Le ghazal présenté par Massoud RAONAQ

 

Un genre musical peu connu en France :

 

         Dans la famille des musiques afghane et indienne, on connaît plutôt Nusrat Fateh Ali Khan, qui présentait un genre semi classique et religieux, puisque les Qawalis sont des chants soufis  à la louange de Dieu, du prophète Mohammad ou des grands phares du soufisme. Le ghazal fait partie du même registre, mais il utilise des poèmes profanes ou d’apparence frivole, comme nous le verrons plus loin.

 

Tout comme le Qawali, sa structure mélodique s’inscrit dans un « raga » plus ou moins complexe, et le chanteur utilise des techniques de voix et d’improvisation du registre classique. Il comporte successivement, des parties chantées et des parties mélodiques où les instruments s’expriment plus librement.

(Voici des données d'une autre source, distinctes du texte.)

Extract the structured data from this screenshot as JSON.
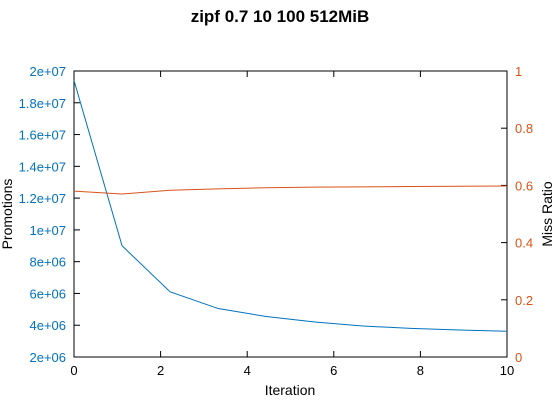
{
  "chart_data": {
    "type": "line",
    "title": "zipf 0.7 10 100 512MiB",
    "xlabel": "Iteration",
    "ylabel_left": "Promotions",
    "ylabel_right": "Miss Ratio",
    "xlim": [
      0,
      10
    ],
    "ylim_left": [
      2000000,
      20000000
    ],
    "ylim_right": [
      0,
      1
    ],
    "x_ticks": [
      "0",
      "2",
      "4",
      "6",
      "8",
      "10"
    ],
    "y_left_ticks": [
      "2e+06",
      "4e+06",
      "6e+06",
      "8e+06",
      "1e+07",
      "1.2e+07",
      "1.4e+07",
      "1.6e+07",
      "1.8e+07",
      "2e+07"
    ],
    "y_right_ticks": [
      "0",
      "0.2",
      "0.4",
      "0.6",
      "0.8",
      "1"
    ],
    "grid": false,
    "legend": "none",
    "series": [
      {
        "axis": "left",
        "color": "#0072bd",
        "x": [
          0,
          1.11,
          2.22,
          3.33,
          4.44,
          5.56,
          6.67,
          7.78,
          8.89,
          10
        ],
        "values": [
          19400000,
          9000000,
          6100000,
          5050000,
          4550000,
          4200000,
          3950000,
          3800000,
          3700000,
          3620000
        ]
      },
      {
        "axis": "right",
        "color": "#d95319",
        "x": [
          0,
          1.11,
          2.22,
          3.33,
          4.44,
          5.56,
          6.67,
          7.78,
          8.89,
          10
        ],
        "values": [
          0.58,
          0.57,
          0.583,
          0.588,
          0.592,
          0.594,
          0.595,
          0.596,
          0.597,
          0.598
        ]
      }
    ],
    "colors": {
      "left_axis": "#0072bd",
      "right_axis": "#d95319"
    }
  }
}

Cette synthèse de la beauté envoûtante du système dit « hindoustani » et des poèmes d’amour persans, est très appréciée en Afghanistan, au Pakistan et en Inde.

 

Depuis approximativement un siècle, le ghazal s’est énormément développé en Inde, en Afghanistan et au Pakistan, avec de très grands chanteurs comme : Ustad Qassem, Ustad Sarahang, Talat Mahmoud, Mehdi Hassan, Gholam Ali, Jagjit Singh, Farida Khanom, Parwine Soltana et beaucoup d’autres. Leur souplesse musicale et leur talent artistique laissent libre champ  à l’innovation, et ils ne cessent de marier des instruments occidentaux aux sons traditionnels de leur culture d’origine, pour parler du thème universel et inépuisable de l’amour.

 

Les thèmes et les textes :

            Le ghazal (mot à mot : chant d’amour), a été inventé vers le Xème siècle dans le monde musulman puis il a été étendu sous les empires successifs jusqu’en Inde. Au départ, il désignait un genre littéraire très imagé de la poésie rimée, sur des rythmes arabes. Ces vers d’une extrême finesse et beauté, glorifiaient l’amour sous toutes ses formes ; de l’amour humain jusqu’à l’amour  divin et mystique.

 

Le rythme et la rime ont aussi été considérés comme des moyens mnémotechniques puissants pour les civilisations orientales où la rareté des livres conduisait à la diffusion orale de la culture et des savoirs. Par ailleurs, les persécutions idéologiques et les extrémismes religieux, n’ont pas laissé d’autre choix aux philosophes et mystiques, que de présenter leurs connaissances de façon étoffée et symbolique.

 

Des symboles éloquents exprimaient le condensé de la pensée de grands poètes classiques entre le XIème et le XIIIème comme : Rodaki, Farrukhi, Sanaï, Saadi, Hafez, Roumi, Shams é Tabrizi et tant d’autres plus récents comme Mirza Ghaleb en Inde... l’œuvre de Hafez était vénérée presque autant que le Coran et se trouvait sur les mêmes étagères dans les maisons de la Province de Khorassan. Mais le genre littéraire est toujours utilisé jusqu’à l’heure actuelle avec des poètes contemporains comme Rahi Mohayeri, Ashqari etc. Pourtant, on ne pourra jamais ignorer le maître incontesté qu’était : Mirza Abdul Qadir Bédel (XVIIIème siècle). La beauté de ses formules, son style très dense, sa philosophie très riche et l’universalité des thèmes qu’il a développés, rayonnent de plus belle encore aujourd’hui, sans que l’on ait épuisé tous les sens de sa poésie. Ce n’est pas sans raison qu’il a été surnommé : « le  père des connaissances ».

 

Le vin, symbole d’interdits en général, est synonyme d’une connaissance interdite au commun de Musulmans, et le sage apparaît comme le maître sommelier. L’amour était une quête mystique et l’objet d’amour -le/ la Bien Aimé(e)-, l’Etre suprême et la réponse à tout. Dès lors, par les allusions d’une poésie d’apparence légère et esthétique, les poètes-philosophes, critiquaient l’ordre établi, la rigidité religieuse, l’hypocrisie et la médiocrité des puissants. Cela dit, chaque lecteur, à son niveau, y puise ce qu’il est capable de comprendre : les adolescents apprécient le romantisme et la sensualité de ces poèmes d’amour, les politiciens y voient la satire et le mystique découvre les connaissances ésotériques.